Question:
C++: What do static class members do for us? How do they benefit a programmer?
2011-06-12 20:29:04 UTC
C++: What do static class members do for us? How do they benefit a programmer?
Four answers:
?
2011-06-12 20:40:22 UTC
class X

{

public:

static int i;

};

int X::i = 0; // definition outside class declaration



Once you define a static data member, it exists even though no objects of the static data member's class exist. In the above example, no objects of class X exist even though the static data member X::i has been defined.



Static data members of a class in namespace scope have external linkage. The initializer for a static data member is in the scope of the class declaring the member.

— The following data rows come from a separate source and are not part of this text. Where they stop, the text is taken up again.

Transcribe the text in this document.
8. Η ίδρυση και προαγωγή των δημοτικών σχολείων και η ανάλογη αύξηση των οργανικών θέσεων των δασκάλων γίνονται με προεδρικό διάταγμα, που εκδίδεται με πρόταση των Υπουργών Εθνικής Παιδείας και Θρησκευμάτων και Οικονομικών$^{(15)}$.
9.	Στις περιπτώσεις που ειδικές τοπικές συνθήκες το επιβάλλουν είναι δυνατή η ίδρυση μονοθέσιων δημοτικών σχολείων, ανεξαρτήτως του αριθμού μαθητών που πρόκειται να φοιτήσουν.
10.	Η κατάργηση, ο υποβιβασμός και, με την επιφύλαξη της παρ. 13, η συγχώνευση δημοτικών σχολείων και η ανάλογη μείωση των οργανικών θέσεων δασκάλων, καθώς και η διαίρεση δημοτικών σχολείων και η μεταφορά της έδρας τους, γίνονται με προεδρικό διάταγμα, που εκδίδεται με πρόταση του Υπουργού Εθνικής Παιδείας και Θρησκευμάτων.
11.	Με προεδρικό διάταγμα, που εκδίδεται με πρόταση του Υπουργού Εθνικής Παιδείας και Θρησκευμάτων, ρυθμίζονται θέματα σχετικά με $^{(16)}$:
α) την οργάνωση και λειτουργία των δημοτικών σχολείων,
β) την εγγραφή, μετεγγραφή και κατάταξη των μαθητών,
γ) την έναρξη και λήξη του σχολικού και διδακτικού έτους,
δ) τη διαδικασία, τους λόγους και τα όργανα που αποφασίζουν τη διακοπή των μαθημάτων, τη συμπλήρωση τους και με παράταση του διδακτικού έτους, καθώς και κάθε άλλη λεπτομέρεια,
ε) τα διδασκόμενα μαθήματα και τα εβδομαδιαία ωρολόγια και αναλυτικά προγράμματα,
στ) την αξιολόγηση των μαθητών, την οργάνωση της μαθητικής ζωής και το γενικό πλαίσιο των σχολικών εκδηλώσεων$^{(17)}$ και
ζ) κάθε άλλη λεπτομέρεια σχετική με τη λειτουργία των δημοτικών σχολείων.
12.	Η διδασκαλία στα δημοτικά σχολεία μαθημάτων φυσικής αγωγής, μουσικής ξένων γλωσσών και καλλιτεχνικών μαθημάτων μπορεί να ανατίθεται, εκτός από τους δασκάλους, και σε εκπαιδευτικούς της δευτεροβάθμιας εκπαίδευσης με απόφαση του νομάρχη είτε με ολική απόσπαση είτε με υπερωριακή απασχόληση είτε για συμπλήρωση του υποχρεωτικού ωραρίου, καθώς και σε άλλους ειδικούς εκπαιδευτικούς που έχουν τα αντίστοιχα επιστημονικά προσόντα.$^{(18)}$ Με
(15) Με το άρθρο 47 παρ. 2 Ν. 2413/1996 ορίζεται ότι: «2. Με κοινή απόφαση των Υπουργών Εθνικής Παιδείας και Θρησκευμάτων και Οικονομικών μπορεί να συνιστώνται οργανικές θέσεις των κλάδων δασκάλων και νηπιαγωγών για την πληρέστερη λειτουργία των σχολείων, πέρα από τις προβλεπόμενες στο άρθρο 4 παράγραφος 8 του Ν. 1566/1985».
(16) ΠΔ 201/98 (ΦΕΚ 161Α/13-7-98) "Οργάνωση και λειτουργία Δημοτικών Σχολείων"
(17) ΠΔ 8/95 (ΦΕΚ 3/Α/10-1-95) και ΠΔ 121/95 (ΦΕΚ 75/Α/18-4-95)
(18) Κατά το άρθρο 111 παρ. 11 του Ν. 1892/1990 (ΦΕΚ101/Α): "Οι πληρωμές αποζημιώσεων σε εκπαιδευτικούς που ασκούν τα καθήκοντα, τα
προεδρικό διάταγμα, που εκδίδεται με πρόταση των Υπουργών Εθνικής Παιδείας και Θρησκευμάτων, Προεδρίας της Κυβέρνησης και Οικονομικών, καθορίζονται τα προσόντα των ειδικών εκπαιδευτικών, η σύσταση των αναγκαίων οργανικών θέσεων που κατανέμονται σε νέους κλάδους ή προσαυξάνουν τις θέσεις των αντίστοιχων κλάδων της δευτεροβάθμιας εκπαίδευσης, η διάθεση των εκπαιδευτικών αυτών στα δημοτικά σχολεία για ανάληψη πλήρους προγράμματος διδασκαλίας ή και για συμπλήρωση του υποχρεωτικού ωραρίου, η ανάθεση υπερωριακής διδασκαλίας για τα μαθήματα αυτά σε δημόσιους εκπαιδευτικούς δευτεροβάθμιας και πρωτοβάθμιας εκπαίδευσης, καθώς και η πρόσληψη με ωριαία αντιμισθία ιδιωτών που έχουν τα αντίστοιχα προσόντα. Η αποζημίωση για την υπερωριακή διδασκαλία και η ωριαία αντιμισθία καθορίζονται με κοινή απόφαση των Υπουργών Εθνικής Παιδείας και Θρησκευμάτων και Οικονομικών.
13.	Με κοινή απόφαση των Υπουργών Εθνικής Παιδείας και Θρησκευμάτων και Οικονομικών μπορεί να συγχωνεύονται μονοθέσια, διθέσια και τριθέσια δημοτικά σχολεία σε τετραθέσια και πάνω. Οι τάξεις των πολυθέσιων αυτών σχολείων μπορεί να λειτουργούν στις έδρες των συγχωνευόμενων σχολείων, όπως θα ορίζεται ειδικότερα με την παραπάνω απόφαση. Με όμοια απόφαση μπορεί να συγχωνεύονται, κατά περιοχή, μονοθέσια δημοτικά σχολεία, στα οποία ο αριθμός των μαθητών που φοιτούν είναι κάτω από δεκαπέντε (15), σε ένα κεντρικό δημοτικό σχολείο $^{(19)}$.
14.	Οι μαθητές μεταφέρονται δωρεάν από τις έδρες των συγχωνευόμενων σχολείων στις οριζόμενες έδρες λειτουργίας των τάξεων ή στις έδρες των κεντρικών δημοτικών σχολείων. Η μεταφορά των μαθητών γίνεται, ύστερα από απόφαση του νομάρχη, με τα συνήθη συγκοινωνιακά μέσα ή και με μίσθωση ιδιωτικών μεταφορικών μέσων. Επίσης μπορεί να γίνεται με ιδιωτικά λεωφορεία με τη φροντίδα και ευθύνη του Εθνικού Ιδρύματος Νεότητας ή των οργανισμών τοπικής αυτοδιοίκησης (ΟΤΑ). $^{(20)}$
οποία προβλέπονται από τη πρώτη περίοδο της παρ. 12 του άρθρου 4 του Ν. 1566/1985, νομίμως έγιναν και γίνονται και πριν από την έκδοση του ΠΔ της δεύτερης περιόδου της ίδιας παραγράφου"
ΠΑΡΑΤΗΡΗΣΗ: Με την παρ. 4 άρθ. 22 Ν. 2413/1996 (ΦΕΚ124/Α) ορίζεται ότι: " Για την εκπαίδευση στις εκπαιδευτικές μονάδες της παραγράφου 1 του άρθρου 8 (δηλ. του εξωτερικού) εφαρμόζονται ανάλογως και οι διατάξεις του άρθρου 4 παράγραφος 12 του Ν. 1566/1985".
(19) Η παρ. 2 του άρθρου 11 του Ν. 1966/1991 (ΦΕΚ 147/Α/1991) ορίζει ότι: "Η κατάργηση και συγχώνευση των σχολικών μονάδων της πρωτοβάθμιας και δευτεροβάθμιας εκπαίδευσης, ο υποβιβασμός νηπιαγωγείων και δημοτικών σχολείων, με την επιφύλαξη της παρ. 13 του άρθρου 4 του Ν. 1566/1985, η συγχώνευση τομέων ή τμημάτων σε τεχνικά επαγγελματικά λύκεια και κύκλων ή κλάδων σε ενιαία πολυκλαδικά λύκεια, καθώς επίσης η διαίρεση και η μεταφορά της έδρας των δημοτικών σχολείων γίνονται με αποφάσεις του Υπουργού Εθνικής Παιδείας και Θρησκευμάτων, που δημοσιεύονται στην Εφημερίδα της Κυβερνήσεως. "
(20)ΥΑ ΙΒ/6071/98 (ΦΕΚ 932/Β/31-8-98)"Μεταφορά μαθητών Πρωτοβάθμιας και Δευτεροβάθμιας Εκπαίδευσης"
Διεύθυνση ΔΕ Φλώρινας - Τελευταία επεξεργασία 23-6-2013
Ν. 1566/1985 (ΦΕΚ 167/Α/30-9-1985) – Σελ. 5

You can only have one definition of a static member in a program. Unnamed classes, classes contained within unnamed classes, and local classes cannot have static data members.
deonejuan
2011-06-12 23:48:55 UTC
Just like in Java. A static class MEMBER has one and only one value no matter how many Objects you make from that class. Get that? If you make many instances of a class, change the value of a static in one of them, all instances will have the same value. Further, you don't need an instance of the class to use a static member because the static keyword causes the runtime to go ahead an init the value and put the definition upon the heap. An easy example would be window frames with a title that goes "InternalFrame 1... InternalFrame 2... and so forth because you have a static int windowcount;



Unlike java, you can put static inside of a function and that is a constant in C/c++.
2011-06-12 20:34:21 UTC
Static doesn't mean unchangeable in this case (not the same as const), just that the variable doesn't change from instance to instance. This lets a programmer easily achieve some type of global synchronization between all instances of a class.

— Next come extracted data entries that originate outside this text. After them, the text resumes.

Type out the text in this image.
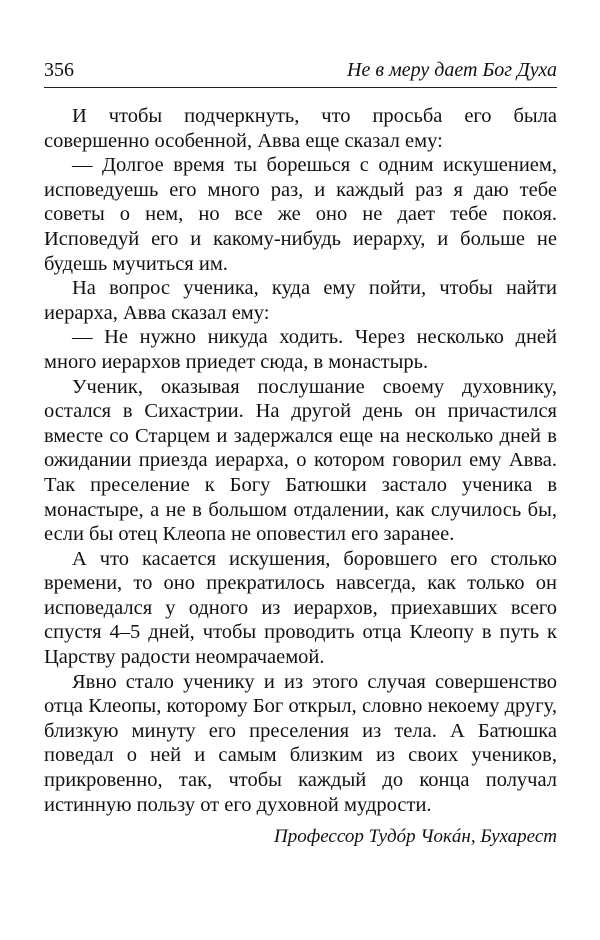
356	Не в меру дает Бог Духа

И чтобы подчеркнуть, что просьба его была совершенно особенной, Авва еще сказал ему:

— Долгое время ты борешься с одним искушением, исповедуешь его много раз, и каждый раз я даю тебе советы о нем, но все же оно не дает тебе покоя. Исповедуй его и какому-нибудь иерарху, и больше не будешь мучиться им.

На вопрос ученика, куда ему пойти, чтобы найти иерарха, Авва сказал ему:

— Не нужно никуда ходить. Через несколько дней много иерархов приедет сюда, в монастырь.

Ученик, оказывая послушание своему духовнику, остался в Сихастрии. На другой день он причастился вместе со Старцем и задержался еще на несколько дней в ожидании приезда иерарха, о котором говорил ему Авва. Так преселение к Богу Батюшки застало ученика в монастыре, а не в большом отдалении, как случилось бы, если бы отец Клеопа не оповестил его заранее.

А что касается искушения, боровшего его столько времени, то оно прекратилось навсегда, как только он исповедался у одного из иерархов, приехавших всего спустя 4–5 дней, чтобы проводить отца Клеопу в путь к Царству радости неомрачаемой.

Явно стало ученику и из этого случая совершенство отца Клеопы, которому Бог открыл, словно некоему другу, близкую минуту его преселения из тела. А Батюшка поведал о ней и самым близким из своих учеников, прикровенно, так, чтобы каждый до конца получал истинную пользу от его духовной мудрости.

Профессор Тудóр Чокáн, Бухарест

The classic example is creating an ID that is unique for each class instance. The global ID is statically initialized to something like 0. Then as each instance is created it copies the current value of the static variable to a private id variable and then increments it so the next instance will get a different ID.
2011-06-12 20:55:53 UTC
static members will be executed before class is loading to the memory,it means first static members will execute then after class instance variable will be executing.

The priority of execution is first on static members.